Chapter One Book Group
Chapter One is a community of friends committed to enriching our lives through shared experience of the written word and meaningful discussion. The group was established in January 2008 and is currently celebrating its eighteenth year.
Each month, Chapter One dives into a new book selected directly from group nominations. Selections can vary as much as our members.
The group continues to meet and celebrate literature each month in the Chillicothe area of Ohio.
December 2025
Rabbit, Run by John Updike
Fiction
Published in 1960
Harry “Rabbit” Angstrom was once a high-school basketball star, all grace and promise beneath the gym lights. Now, at twenty-six, he’s trapped in a suffocating marriage, a dead-end job and a quiet Pennsylvania town that seems bent on shrinking his world. When the weight of his choices becomes too much, Rabbit does what he knows best: he runs. But the wide-open freedom he craves quickly collides with the messy realities of adulthood, responsibility and the people who refuse to be outrun.
With startling intimacy and razor-sharp insight, John Updike traces the restless pulse of a man caught between youth and maturity, desire and duty, self-preservation and self-destruction. Rabbit, Run is at once tender and brutal, a portrait of American yearning in all its beauty and all its ruin. It’s the story of a man desperate to reclaim a life that may never have truly been his – and the heartbreak left in the wake of escape.

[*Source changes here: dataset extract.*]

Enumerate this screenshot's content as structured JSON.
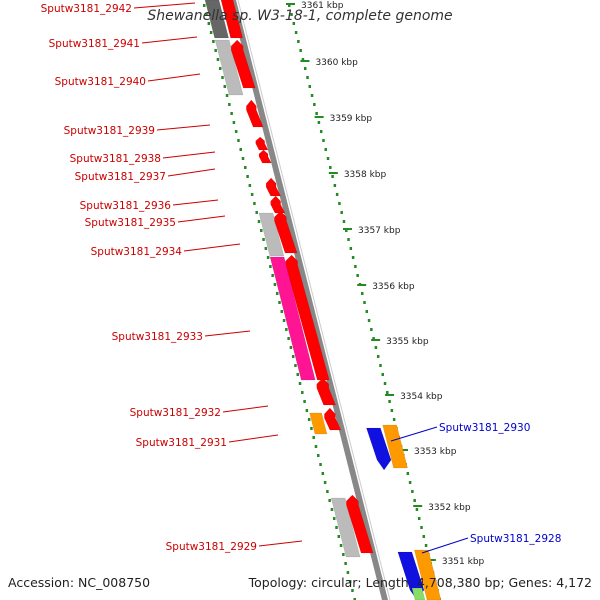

This meeting for discussion of Book #216 is currently scheduled for December 20 at 4 PM.
January 2026
Every Man for Himself and God Against All by Werner Herzog
Memoir
Published in 2022
Werner Herzog’s Every Man for Himself and God Against All is a feverish, magnetic plunge into the mind of one of cinema’s great mad poets. In these pages, Herzog revisits the wild, hungry years of his youth: growing up in postwar Bavaria, finding his voice in the rubble and carving his way into filmmaking with a relentless, almost mythic determination. It’s a memoir that reads like an odyssey, each chapter charged with the surreal intensity and metaphysical wonder that have become Herzog’s signature.

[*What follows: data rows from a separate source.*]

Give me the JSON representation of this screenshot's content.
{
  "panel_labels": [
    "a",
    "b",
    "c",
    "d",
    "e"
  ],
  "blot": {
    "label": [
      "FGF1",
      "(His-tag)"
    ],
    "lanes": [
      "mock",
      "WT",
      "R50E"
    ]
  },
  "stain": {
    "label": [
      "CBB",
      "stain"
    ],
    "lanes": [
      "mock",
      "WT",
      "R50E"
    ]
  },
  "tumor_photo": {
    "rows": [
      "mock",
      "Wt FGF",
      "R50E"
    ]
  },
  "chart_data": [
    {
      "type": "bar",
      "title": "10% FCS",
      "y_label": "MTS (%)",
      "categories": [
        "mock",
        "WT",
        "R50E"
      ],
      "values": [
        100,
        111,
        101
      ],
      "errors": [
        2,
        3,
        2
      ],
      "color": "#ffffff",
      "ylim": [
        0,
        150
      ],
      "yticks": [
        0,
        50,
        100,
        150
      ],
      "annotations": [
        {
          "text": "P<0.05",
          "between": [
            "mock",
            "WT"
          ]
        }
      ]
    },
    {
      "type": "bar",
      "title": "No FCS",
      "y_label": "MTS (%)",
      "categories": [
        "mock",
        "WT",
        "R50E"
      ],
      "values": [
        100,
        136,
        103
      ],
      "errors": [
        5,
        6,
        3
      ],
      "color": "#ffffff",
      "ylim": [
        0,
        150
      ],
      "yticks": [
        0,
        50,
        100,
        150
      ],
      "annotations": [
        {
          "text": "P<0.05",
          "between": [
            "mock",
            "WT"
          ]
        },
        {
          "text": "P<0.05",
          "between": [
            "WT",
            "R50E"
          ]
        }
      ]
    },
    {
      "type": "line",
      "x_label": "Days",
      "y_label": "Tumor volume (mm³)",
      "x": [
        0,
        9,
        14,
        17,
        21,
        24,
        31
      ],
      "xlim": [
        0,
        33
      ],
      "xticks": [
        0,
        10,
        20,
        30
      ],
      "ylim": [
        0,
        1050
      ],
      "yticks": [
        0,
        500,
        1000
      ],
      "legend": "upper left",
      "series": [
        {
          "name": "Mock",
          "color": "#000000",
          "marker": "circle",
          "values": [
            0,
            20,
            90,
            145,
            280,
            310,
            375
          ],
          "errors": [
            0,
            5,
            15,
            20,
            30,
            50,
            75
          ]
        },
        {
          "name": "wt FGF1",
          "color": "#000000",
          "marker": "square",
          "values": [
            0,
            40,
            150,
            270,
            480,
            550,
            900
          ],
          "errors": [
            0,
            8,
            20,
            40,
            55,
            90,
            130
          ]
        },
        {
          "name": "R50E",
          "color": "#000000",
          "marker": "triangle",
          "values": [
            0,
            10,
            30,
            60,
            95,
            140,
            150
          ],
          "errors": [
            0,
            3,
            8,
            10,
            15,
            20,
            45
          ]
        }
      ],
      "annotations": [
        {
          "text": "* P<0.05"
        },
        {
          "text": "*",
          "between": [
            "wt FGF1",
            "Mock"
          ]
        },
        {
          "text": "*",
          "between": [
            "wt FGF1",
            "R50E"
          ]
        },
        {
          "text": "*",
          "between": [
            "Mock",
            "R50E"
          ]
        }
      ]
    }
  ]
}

But beneath the legendary bravado – the volcanic shoots, the hazardous expeditions, the impossible dreams – Herzog reveals a startling tenderness. He reflects on art as a sacred calling, on the beauty he chases across continents and on the many human spirits who shaped him along the way. The result is both a confession and a manifesto: a portrait of an artist who believes that cinema, like life itself, is a battlefield where the only way forward is with defiant, ecstatic courage.
This meeting for discussion of Book #217 is currently scheduled for January 10 at 5 PM.